From "The Tree" south there was Barbo's Dive Shop, the Friendship Bar, and half a dozen or so garishly painted bungalows right in the water on pilings on the beach side. After the bungalows, just beach. On the land side, there was one Thai hotel, a couple of Thai restaurants, a motorcycle repair shop (which also had three or so motors for rent; license not required), and a few of what appeared to be private homes. There were other lanes parallel the beach inland, but nothing of any substance was built there at the time. Pataya looked pretty much like this description until I left in 1972. It was quiet, peaceful in the day time, and nearly deserted.

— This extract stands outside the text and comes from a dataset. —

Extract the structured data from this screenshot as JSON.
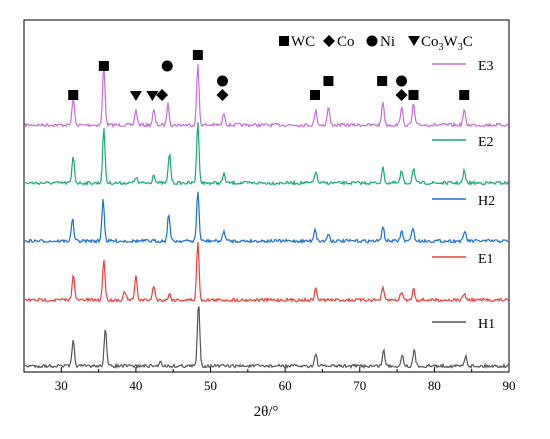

After a few more hours, including the obligatory dip into the water, we packed up, took our trash to the appropriate place and left returning to Bangkok by much the same route as we had arrived by. When we got to the Olympia, Neng and I showered immediately and thereafter ate a nice meal in the restaurant; it never occurred to either of us to use the shower for anything else. It was almost as if we were a couple on vacation there for a few hours, rather than professional and customer. How strange that was to realise later on in the evening! Supper was delicious, probably as a result of having relaxed most all day, seen a sight or two, exercised in the warmth without any likelihood of a fire-fight in prospect. Neng even ate American food, although she told Pee Dang the next day - which he promptly repeated in English to me as he thought it was funny - that she was hungry again after only 30 minutes.
I sit here typing this and I can see the light through the trees there on the hill where the Nippa Lodge stood then, shining off the waters of the Gulf there in Pattaya. I can hear the crackle of the fire on the beach, the murmur of Thai conversation between Neng and Pee Dang, the smells of the tropical beach - all of them, not just the flowers - and for a few seconds, I am young and foolish once again, untroubled by thoughts of my own mortality and that of my loved ones, or even mundane matters like a mortgage. When I get there, my friends, let us visit Barbo's Dive Shop and search for a door into 1966, and when we find it, we shall all visit the Friendship Bar and toast absent friends, until the wee hours and our ages require us to return to this century.